Saturday, March 29, 2014

Nate Silver's new venture FiveThirtyEight

I think I have a sense now for what we're going to see at FiveThirtyEight, based on what we've been seeing since its launch, and that's exemplified by two recent posts, one in the sports section, the other in the economics section.

In the first post, Neil Paine delves into player performance data, prompted by the "Wait...he's still in the league?" question.  Using records for all position players active since 1973, he takes data on  player age and three years' worth of wins-above-replacement (WAR) data to estimate a logit model of survival over 5 year periods.  The equation takes the following form:

S[Y(t+5)] = f(WAR(t), WAR(t-1),WAR(t-2), Age(t)]

He provides us with a list of 20 players who in fact have survived from 2009 into the 2014 season, but who had the lowest probabilities of survival (ranging from 3% to 26%).

In the second post, Ben Casselman looks at the declining labor force participation rate and attempts to determine how much of it is a result of the recent recession, how much of it is a consequence of the slow recovery, and how much of it is likely to be permanent.  He presents a chart showing the projections he gets for the 2008-2014 period (which shows a labor force participation rate declining, but generally above the actual LFPR.  In a follow-up post, he elaborates on his conclusion, which is, essentially, that the LFPR has been declining in a way largely related to business cycle factors, not from longer-term changes in the economy.

These are both interesting question, in one way or another, to one group of people or another.  I have professional research interests in career length in MLB, having done research on player career length, looking at whether ethnicity affected career length and (separately) at whether being a union player representative affected career length.  I've also done some work looking at the dramatic drops in teenage labor force participation and at the similarly striking increases in labor force participation of those age 65 and over.  So I found their posts interesting.

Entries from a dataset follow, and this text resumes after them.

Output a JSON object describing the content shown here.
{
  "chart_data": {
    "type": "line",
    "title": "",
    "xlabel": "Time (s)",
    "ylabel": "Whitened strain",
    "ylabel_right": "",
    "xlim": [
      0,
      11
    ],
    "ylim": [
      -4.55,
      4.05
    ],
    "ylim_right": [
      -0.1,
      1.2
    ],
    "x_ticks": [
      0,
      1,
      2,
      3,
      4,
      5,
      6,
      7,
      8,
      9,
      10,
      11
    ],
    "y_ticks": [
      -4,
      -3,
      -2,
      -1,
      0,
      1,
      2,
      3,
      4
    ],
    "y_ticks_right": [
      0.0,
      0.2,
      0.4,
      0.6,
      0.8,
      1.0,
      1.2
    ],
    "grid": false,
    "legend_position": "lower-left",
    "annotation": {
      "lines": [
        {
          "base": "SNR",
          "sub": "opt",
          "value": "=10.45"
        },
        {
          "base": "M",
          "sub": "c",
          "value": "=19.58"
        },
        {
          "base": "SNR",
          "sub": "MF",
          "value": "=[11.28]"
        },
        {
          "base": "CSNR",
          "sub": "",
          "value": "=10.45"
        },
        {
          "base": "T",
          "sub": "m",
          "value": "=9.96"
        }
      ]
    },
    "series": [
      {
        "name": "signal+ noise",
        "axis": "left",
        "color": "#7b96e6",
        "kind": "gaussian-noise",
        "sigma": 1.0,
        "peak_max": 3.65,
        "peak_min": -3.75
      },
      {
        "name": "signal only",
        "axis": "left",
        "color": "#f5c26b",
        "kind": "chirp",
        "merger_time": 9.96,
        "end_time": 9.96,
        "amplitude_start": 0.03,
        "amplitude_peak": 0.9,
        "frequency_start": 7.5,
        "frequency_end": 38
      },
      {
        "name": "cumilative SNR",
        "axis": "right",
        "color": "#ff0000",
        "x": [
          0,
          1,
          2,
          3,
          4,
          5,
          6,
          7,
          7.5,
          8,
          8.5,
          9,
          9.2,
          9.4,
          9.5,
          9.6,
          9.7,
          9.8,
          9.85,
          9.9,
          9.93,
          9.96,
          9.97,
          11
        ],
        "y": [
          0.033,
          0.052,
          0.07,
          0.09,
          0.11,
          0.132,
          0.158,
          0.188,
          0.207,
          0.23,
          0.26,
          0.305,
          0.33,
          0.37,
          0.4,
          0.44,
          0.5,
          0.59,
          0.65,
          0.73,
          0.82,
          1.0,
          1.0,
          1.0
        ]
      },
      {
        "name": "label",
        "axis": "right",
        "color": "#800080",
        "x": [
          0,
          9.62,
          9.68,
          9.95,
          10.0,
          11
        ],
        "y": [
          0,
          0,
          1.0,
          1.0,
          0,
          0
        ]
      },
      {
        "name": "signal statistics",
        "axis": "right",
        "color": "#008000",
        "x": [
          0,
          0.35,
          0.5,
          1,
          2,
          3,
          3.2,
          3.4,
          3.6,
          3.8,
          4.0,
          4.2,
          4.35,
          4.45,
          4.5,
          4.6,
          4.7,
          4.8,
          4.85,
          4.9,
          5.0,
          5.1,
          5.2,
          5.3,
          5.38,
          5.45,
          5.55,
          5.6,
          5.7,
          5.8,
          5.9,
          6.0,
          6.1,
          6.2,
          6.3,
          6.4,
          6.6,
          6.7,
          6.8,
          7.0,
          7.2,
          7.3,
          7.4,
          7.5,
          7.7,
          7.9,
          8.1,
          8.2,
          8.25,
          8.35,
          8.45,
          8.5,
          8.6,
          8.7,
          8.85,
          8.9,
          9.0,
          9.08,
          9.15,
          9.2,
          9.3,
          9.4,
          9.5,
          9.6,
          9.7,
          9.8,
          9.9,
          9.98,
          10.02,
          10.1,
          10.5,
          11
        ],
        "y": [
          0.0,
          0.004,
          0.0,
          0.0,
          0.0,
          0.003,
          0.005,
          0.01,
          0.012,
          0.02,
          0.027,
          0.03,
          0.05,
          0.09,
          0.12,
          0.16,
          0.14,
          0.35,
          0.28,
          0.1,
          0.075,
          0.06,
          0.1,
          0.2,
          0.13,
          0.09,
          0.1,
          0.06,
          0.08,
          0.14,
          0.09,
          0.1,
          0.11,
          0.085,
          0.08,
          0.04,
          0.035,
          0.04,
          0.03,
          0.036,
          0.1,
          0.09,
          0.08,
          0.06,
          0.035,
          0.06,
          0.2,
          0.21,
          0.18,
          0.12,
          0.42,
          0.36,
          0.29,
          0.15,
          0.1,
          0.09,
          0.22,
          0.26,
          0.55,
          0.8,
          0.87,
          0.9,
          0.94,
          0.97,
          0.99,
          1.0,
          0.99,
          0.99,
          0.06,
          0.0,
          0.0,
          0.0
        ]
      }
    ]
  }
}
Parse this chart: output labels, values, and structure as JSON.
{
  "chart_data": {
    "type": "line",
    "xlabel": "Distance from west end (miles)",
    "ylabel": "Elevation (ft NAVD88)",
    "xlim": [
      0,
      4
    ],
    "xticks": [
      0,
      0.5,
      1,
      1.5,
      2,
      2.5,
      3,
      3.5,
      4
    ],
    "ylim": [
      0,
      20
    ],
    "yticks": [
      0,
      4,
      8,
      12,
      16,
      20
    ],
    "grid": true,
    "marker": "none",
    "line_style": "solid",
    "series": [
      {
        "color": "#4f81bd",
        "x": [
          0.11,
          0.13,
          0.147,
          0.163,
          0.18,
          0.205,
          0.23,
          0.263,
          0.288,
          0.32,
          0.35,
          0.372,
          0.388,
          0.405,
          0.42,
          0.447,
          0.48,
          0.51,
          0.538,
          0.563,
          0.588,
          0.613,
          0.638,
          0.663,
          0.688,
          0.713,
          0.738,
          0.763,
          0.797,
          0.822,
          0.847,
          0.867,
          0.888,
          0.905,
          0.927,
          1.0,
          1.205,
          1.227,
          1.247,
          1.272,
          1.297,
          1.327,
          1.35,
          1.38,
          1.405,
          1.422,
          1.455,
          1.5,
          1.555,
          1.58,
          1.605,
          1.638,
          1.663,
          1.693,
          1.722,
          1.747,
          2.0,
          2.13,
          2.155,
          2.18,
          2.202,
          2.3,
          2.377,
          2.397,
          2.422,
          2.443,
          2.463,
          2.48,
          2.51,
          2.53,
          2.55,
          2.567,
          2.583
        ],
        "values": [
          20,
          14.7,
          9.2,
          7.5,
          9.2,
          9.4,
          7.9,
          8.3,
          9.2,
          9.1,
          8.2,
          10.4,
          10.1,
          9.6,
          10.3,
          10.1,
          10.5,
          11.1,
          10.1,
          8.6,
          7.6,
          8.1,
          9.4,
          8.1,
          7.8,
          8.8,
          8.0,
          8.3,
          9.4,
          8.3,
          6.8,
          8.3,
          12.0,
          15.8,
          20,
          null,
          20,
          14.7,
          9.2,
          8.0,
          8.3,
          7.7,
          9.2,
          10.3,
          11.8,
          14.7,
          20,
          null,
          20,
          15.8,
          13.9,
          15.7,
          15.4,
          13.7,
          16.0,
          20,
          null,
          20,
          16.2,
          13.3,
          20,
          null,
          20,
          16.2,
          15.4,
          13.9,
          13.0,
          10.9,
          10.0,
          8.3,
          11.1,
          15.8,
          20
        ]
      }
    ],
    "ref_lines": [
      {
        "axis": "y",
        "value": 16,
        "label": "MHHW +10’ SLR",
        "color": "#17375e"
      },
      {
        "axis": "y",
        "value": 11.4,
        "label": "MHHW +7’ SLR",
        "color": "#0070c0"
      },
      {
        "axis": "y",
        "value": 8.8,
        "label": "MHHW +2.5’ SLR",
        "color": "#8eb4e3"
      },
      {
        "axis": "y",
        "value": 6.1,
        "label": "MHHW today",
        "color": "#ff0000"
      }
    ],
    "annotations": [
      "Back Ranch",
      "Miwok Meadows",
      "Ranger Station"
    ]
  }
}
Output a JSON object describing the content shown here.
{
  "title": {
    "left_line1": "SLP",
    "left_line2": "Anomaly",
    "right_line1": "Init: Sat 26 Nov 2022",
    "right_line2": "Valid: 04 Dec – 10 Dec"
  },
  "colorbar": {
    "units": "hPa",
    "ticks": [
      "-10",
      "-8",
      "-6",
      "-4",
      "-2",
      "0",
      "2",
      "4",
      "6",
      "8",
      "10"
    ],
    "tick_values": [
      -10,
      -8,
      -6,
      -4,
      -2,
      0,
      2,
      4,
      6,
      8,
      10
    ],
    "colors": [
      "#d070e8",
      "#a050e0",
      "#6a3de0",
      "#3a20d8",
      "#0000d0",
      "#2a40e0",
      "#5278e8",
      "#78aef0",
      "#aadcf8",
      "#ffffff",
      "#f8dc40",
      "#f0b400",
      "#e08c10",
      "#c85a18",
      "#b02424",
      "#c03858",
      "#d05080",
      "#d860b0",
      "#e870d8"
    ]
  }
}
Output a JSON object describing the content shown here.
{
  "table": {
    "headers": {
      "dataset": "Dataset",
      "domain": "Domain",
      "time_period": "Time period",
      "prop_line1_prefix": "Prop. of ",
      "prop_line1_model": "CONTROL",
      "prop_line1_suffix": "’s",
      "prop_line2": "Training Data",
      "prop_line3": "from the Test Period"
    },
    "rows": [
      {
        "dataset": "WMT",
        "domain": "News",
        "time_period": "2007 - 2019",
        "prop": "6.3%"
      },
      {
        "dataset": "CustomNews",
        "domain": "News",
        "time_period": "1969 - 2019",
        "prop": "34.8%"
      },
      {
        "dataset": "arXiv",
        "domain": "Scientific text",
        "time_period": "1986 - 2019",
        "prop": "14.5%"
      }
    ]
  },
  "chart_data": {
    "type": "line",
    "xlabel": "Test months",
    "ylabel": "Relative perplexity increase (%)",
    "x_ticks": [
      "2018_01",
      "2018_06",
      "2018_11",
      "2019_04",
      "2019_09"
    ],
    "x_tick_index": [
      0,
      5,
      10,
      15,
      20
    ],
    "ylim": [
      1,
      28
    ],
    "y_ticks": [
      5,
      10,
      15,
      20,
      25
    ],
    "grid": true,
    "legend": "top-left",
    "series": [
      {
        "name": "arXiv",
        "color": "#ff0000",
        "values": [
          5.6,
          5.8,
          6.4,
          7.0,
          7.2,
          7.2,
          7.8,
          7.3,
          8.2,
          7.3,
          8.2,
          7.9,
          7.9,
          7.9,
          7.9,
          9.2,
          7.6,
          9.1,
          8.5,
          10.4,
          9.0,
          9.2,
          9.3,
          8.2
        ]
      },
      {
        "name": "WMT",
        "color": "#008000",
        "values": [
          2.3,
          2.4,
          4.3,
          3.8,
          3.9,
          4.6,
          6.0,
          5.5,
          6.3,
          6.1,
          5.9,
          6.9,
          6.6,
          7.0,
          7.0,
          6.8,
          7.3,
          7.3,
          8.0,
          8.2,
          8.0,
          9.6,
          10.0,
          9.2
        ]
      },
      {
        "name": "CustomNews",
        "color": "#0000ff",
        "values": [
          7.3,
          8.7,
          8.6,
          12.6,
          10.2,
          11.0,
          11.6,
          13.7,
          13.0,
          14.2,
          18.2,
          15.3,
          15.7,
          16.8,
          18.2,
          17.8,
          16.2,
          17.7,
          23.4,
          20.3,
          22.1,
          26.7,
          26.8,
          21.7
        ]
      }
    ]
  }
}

And intensely frustrating.

In both cases, we are given very little information about the data sets (more, interestingly, in the baseball piece than in the labor force participation piece, where we know nothing about the time period or the variables used in the analysis).  Neither Paine nor Casselman presents the actual statistical results, either in their posts or in a separate, linked document.  So we know nothing about the statistical properties of their results (e.g., whether anything is statistically significant, what the explanatory power of their analyses are).  We know nothing about the magnitude of the effects of their explanatory variables.  In Casselman's work, we don't know whether he estimated his regression in a way that let him determine whether (or how well) his results work in an out-of-sample period.  In Paine's work, we don't know whether the number of "misses"--players predicted to be out of the game--is larger than our expectations (subjective or statistical), nor does he tell us anything about players projected to survive, but who didn't.

In short, we're supposed to take the very partial, incomplete results presented and trust them.  In my world (academic research), this approach would never be acceptable.  Showing one's work is the essence of the matter in what we do, and it's the essence of why we expect people to accept out conclusions.

If FiveThirtyEight continues to present analysis in this way, I think I'll stop looking, and, when I do, I'll be thinking of it as "analysis" (scare quotes very much intended.